Ein syrisches Gericht hat den ehemaligen Präsidenten Baschar al-Assad in Abwesenheit zum Tode verurteilt, indem er ihm Kriegsverbrechen und Verbrechen gegen die Menschlichkeit vorgeworfen wurde. Das Urteil markiert das erste Gerichtsurteil gegen Assad, der nach seinem Sturz im Dezember 2024 nach Russland geflohen ist. Neben Assad wurde auch sein Cousin Atef Najib wegen angeblicher Gräueltaten während des langjährigen Konflikts in Syrien zum Tode verurteilt. Najib erschien vor Gericht und wurde für schuldig befunden vorsätzlicher Mord, Folter, die zum Tod führte, und willkürliche Inhaftierung. Er war Sicherheitschef in der südlichen Stadt Daraa, wo die Proteste gegen Assad 2011 begannen.
Das Verfahren fand vor dem Vierten Strafgericht in Damaskus statt, das speziell für die Bearbeitung von Fällen im Zusammenhang mit dem 14-jährigen Bürgerkrieg unter der Herrschaft von Assad eingerichtet wurde.

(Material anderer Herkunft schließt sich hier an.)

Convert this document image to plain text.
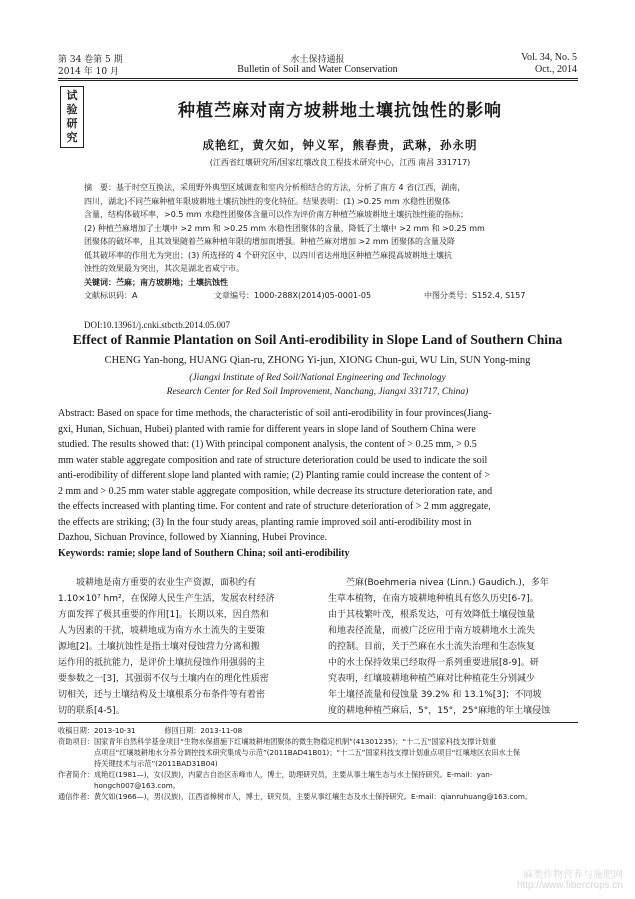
第 34 卷第 5 期
2014 年 10 月
水土保持通报
Bulletin of Soil and Water Conservation
Vol. 34, No. 5
Oct., 2014
试
验
研
究
种植苎麻对南方坡耕地土壤抗蚀性的影响
成艳红，黄欠如，钟义军，熊春贵，武琳，孙永明
(江西省红壤研究所/国家红壤改良工程技术研究中心，江西 南昌 331717)
摘　要：基于时空互换法，采用野外典型区域调查和室内分析相结合的方法，分析了南方 4 省(江西，湖南，
四川，湖北)不同苎麻种植年限坡耕地土壤抗蚀性的变化特征。结果表明：(1) >0.25 mm 水稳性团聚体
含量，结构体破坏率，>0.5 mm 水稳性团聚体含量可以作为评价南方种植苎麻坡耕地土壤抗蚀性能的指标；
(2) 种植苎麻增加了土壤中 >2 mm 和 >0.25 mm 水稳性团聚体的含量，降低了土壤中 >2 mm 和 >0.25 mm
团聚体的破坏率，且其效果随着苎麻种植年限的增加而增强。种植苎麻对增加 >2 mm 团聚体的含量及降
低其破坏率的作用尤为突出；(3) 所选择的 4 个研究区中，以四川省达州地区种植苎麻提高坡耕地土壤抗
蚀性的效果最为突出，其次是湖北省咸宁市。
关键词：苎麻；南方坡耕地；土壤抗蚀性
文献标识码：A	文章编号：1000-288X(2014)05-0001-05	中图分类号：S152.4, S157
DOI:10.13961/j.cnki.stbctb.2014.05.007
Effect of Ranmie Plantation on Soil Anti-erodibility in Slope Land of Southern China
CHENG Yan-hong, HUANG Qian-ru, ZHONG Yi-jun, XIONG Chun-gui, WU Lin, SUN Yong-ming
(Jiangxi Institute of Red Soil/National Engineering and Technology
Research Center for Red Soil Improvement, Nanchang, Jiangxi 331717, China)
Abstract: Based on space for time methods, the characteristic of soil anti-erodibility in four provinces(Jiang-
gxi, Hunan, Sichuan, Hubei) planted with ramie for different years in slope land of Southern China were
studied. The results showed that: (1) With principal component analysis, the content of > 0.25 mm, > 0.5
mm water stable aggregate composition and rate of structure deterioration could be used to indicate the soil
anti-erodibility of different slope land planted with ramie; (2) Planting ramie could increase the content of >
2 mm and > 0.25 mm water stable aggregate composition, while decrease its structure deterioration rate, and
the effects increased with planting time. For content and rate of structure deterioration of > 2 mm aggregate,
the effects are striking; (3) In the four study areas, planting ramie improved soil anti-erodibility most in
Dazhou, Sichuan Province, followed by Xianning, Hubei Province.
Keywords: ramie; slope land of Southern China; soil anti-erodibility
坡耕地是南方重要的农业生产资源，面积约有
1.10×10⁷ hm²，在保障人民生产生活，发展农村经济
方面发挥了极其重要的作用[1]。长期以来，因自然和
人为因素的干扰，坡耕地成为南方水土流失的主要策
源地[2]。土壤抗蚀性是指土壤对侵蚀营力分离和搬
运作用的抵抗能力，是评价土壤抗侵蚀作用强弱的主
要参数之一[3]，其强弱不仅与土壤内在的理化性质密
切相关，还与土壤结构及土壤根系分布条件等有着密
切的联系[4-5]。
苎麻(Boehmeria nivea (Linn.) Gaudich.)，多年
生草本植物，在南方坡耕地种植具有悠久历史[6-7]。
由于其枝繁叶茂，根系发达，可有效降低土壤侵蚀量
和地表径流量，而被广泛应用于南方坡耕地水土流失
的控制。目前，关于苎麻在水土流失治理和生态恢复
中的水土保持效果已经取得一系列重要进展[8-9]。研
究表明，红壤坡耕地种植苎麻对比种植花生分别减少
年土壤径流量和侵蚀量 39.2% 和 13.1%[3]；不同坡
度的耕地种植苎麻后，5°，15°，25°麻地的年土壤侵蚀
收稿日期：2013-10-31　　　　修回日期：2013-11-08
资助项目：国家青年自然科学基金项目“生物水保措施下红壤坡耕地团聚体的微生物稳定机制”(41301235)；“十二五”国家科技支撑计划重
　　　　　点项目“红壤坡耕地水分养分调控技术研究集成与示范”(2011BAD41B01)；“十二五”国家科技支撑计划重点项目“红壤地区农田水土保
　　　　　持关键技术与示范”(2011BAD31B04)
作者简介：成艳红(1981—)，女(汉族)，内蒙古自治区赤峰市人，博士，助理研究员，主要从事土壤生态与水土保持研究。E-mail：yan-
　　　　　hongch007@163.com。
通信作者：黄欠如(1966—)，男(汉族)，江西省樟树市人，博士，研究员，主要从事红壤生态及水土保持研究。E-mail：qianruhuang@163.com。
麻类作物营养与施肥网
http://www.fibercrops.cn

Dies ist das erste Mal, dass solche Verfahren im Inland stattfinden und nicht im Ausland, wo ähnliche Verfahren zuvor in Ländern wie Deutschland und Frankreich stattgefunden haben.
Die Anklagepunkte gegen Assad umfassen vorsätzlichen Mord, Folter, willkürliche Verhaftung und Verbrechen gegen die Menschlichkeit. Auch sein Bruder Mahir al-Assad wurde in Abwesenheit wegen vorsätzlichen Mordes und Folter, die zum Tod führte, zum Tode verurteilt. Beide Männer leben derzeit vermutlich im Exil in Moskau, wo Russland sich geweigert hat, sie auszuliefern. Trotz der formellen Verurteilung scheint es wenig Wahrscheinlichkeit zu geben, dass die Todesstrafe jemals ausgeführt wird, angesichts ihres derzeitigen Status außerhalb Syriens. Das Urteil wurde live im syrischen Staatsfernsehen verkündet, und vor dem Gerichtsgebäude in Damaskus versammelten sich Menschenmengen. Zeugen berichteten von Jubel und Jubel nach der Verkündung von Najibs Urteil.
Der Prozess gegen Assad und seinen engen Kreis wurde im April dieses Jahres eröffnet, als Teil einer breiteren Bemühung der neuen syrischen Führung, die Verantwortlichen für die Gewalt und Unterdrückung unter seinem Regime zur Rechenschaft zu ziehen. Der Bürgerkrieg, der von 2011 bis zur Sturz Assads Ende 2024 dauerte, führte zu mehr als einer halben Million Toten. Der Konflikt verwüstete auch die Infrastruktur des Landes und löste massive Vertreibung aus, wobei Millionen in Nachbarländer wie den Libanon und weiter nach Europa flohen.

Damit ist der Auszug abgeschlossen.